Trends become popular and then fade away. However, some faded ones somehow find their way into fashion and our lives more robust than ever. In our opinion, two-tone watches are among those trends. Undeniable vintage aesthetics and charming warm tones make this category an instant win.
Two-tone watches are referred to as timepieces that combine two different metals, such as a white-gold case with a rose or yellow-gold bezel. This mix of metals comes with stainless steel and gold plating in the more modern and affordable duo-tone versions. According to an article by Martin Green of Quill and Pad, the two-tone watch lovers consider them the perfect mix between a sporty-looking watch and a dress watch. Danny Milton of Hodinkee says stainless steel is a safe choice, and gold is a safe choice. But both require a commitment to one kind of material. You must choose. Two-tone doesn't make you choose. It's the best of both worlds.
Thanks to Rolex, two-tone wristwatches were popularized in the late 1920s when Rolex started producing watches with a mix of colors on the cases and bracelets. This was the Art Deco era where untraditional elegance and luxuriousness entered the fashion, style, and culture of people and became a symbol of wealth and sophistication. Following Rolex, other major brands adopted the two-tone concept and produced anti-traditional timepieces that blended various metals together. Vacheron Constantine, the master of unusual cases and lugs, is the most noteworthy name that offered two-tone watches.
Like any other industry, watch industry trends are not immune to mortality. When it comes to watches, certain styles rise and then fall. For the duo-tone timepieces, the first era was short due to the Great Depression and World War II, where glamour and a glitzy lifestyle were subdued and gave place to a more conservative lifestyle. As a result, yellow gold jewelry and timepieces started to be seen much less in men. However, that was not end of the story. According to an article by A Collected Man, this watch category saw a massive boom in the 1980s.
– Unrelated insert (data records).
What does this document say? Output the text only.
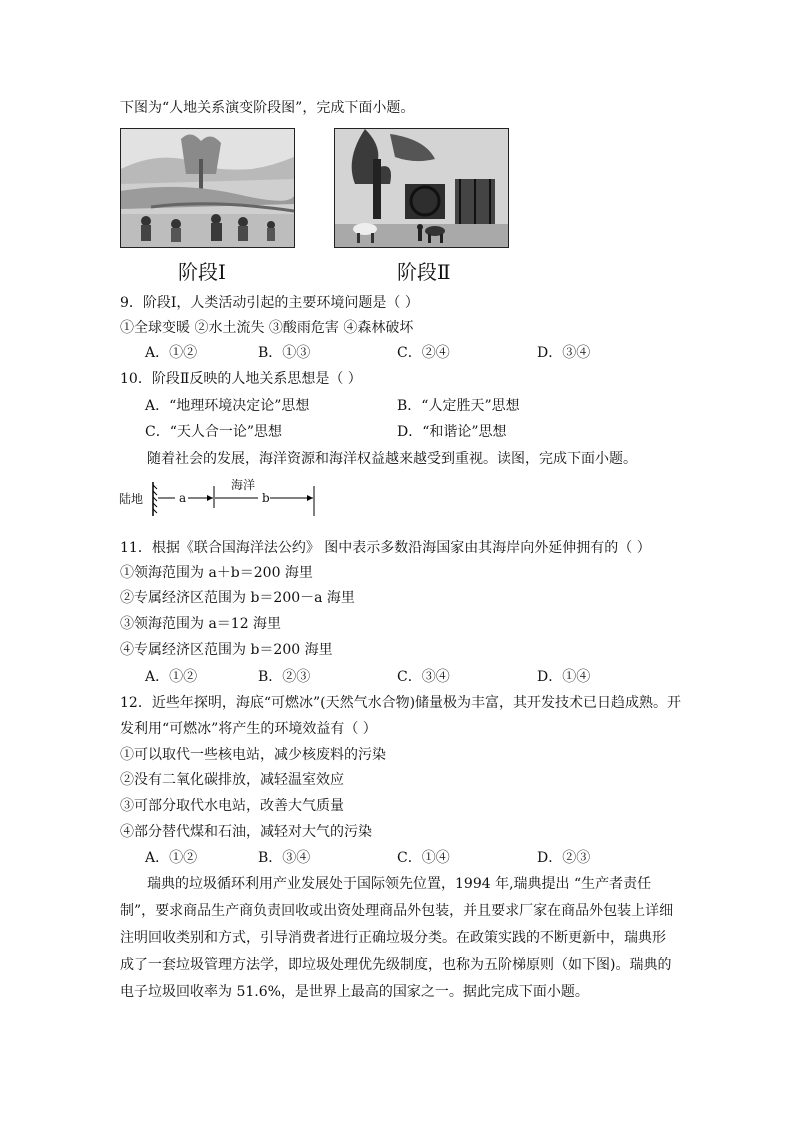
下图为“人地关系演变阶段图”，完成下面小题。
阶段Ⅰ	阶段Ⅱ
9．阶段Ⅰ，人类活动引起的主要环境问题是（ ）
①全球变暖 ②水土流失 ③酸雨危害 ④森林破坏
A．①②	B．①③	C．②④	D．③④
10．阶段Ⅱ反映的人地关系思想是（ ）
A．“地理环境决定论”思想	B．“人定胜天”思想
C．“天人合一论”思想	D．“和谐论”思想
随着社会的发展，海洋资源和海洋权益越来越受到重视。读图，完成下面小题。
陆地
海洋
a	b
11．根据《联合国海洋法公约》 图中表示多数沿海国家由其海岸向外延伸拥有的（ ）
①领海范围为 a＋b＝200 海里
②专属经济区范围为 b＝200－a 海里
③领海范围为 a＝12 海里
④专属经济区范围为 b＝200 海里
A．①②	B．②③	C．③④	D．①④
12．近些年探明，海底“可燃冰”(天然气水合物)储量极为丰富，其开发技术已日趋成熟。开
发利用“可燃冰”将产生的环境效益有（ ）
①可以取代一些核电站，减少核废料的污染
②没有二氧化碳排放，减轻温室效应
③可部分取代水电站，改善大气质量
④部分替代煤和石油，减轻对大气的污染
A．①②	B．③④	C．①④	D．②③
瑞典的垃圾循环利用产业发展处于国际领先位置，1994 年,瑞典提出 “生产者责任
制”，要求商品生产商负责回收或出资处理商品外包装，并且要求厂家在商品外包装上详细
注明回收类别和方式，引导消费者进行正确垃圾分类。在政策实践的不断更新中，瑞典形
成了一套垃圾管理方法学，即垃圾处理优先级制度，也称为五阶梯原则（如下图)。瑞典的
电子垃圾回收率为 51.6%，是世界上最高的国家之一。据此完成下面小题。
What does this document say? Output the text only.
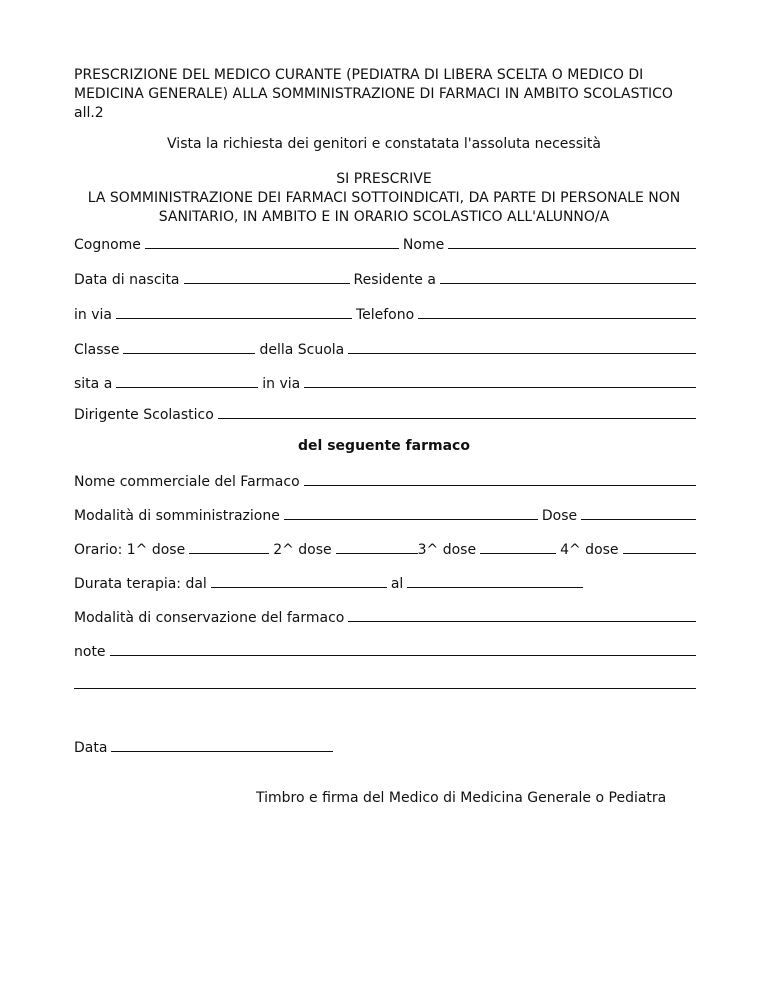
PRESCRIZIONE DEL MEDICO CURANTE (PEDIATRA DI LIBERA SCELTA O MEDICO DI
MEDICINA GENERALE) ALLA SOMMINISTRAZIONE DI FARMACI IN AMBITO SCOLASTICO
all.2
Vista la richiesta dei genitori e constatata l'assoluta necessità
SI PRESCRIVE
LA SOMMINISTRAZIONE DEI FARMACI SOTTOINDICATI, DA PARTE DI PERSONALE NON
SANITARIO, IN AMBITO E IN ORARIO SCOLASTICO ALL'ALUNNO/A
Cognome	Nome
Data di nascita	Residente a
in via	Telefono
Classe	della Scuola
sita a	in via
Dirigente Scolastico
del seguente farmaco
Nome commerciale del Farmaco
Modalità di somministrazione	Dose
Orario: 1^ dose	2^ dose	3^ dose	4^ dose
Durata terapia: dal	al
Modalità di conservazione del farmaco
note
Data
Timbro e firma del Medico di Medicina Generale o Pediatra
The fame returned, and two-tone watches became sought-after again when houses, such as Patek Philippe, Audemars Piguet, and Rolex, issued their most popular lines in combo metals.
Two-tone elements don’t necessarily have to be the bezel, crown, or bracelet. They can also be seen only on the indices and hands of the dial. In this type of duo-tone timepiece, the case is fully stainless steel and the indices of the dial that can be stick markers, Arabic or Roman numerals, are in rose or yellow gold. In the more affordable sector, the contrasting metal is usually gold-plated brass or steel, which is still as beautiful as real gold, just much more accessible. Omega and Longines vintage timepieces offered some of the most beautiful two-tone timepieces where only the dial’s elements are in a different tone than the case.
There is a certain vintage feel and charm to these types of dials. The gold-colored indices and hands create a pleasant harmony against the steel case, giving the watch a distinct warmth, especially on darker dials, such as this green dial with rose gold applied indices. The two-tone watches are certainly less common than all steel watches, but their charm, sexiness, and elegance are undeniable.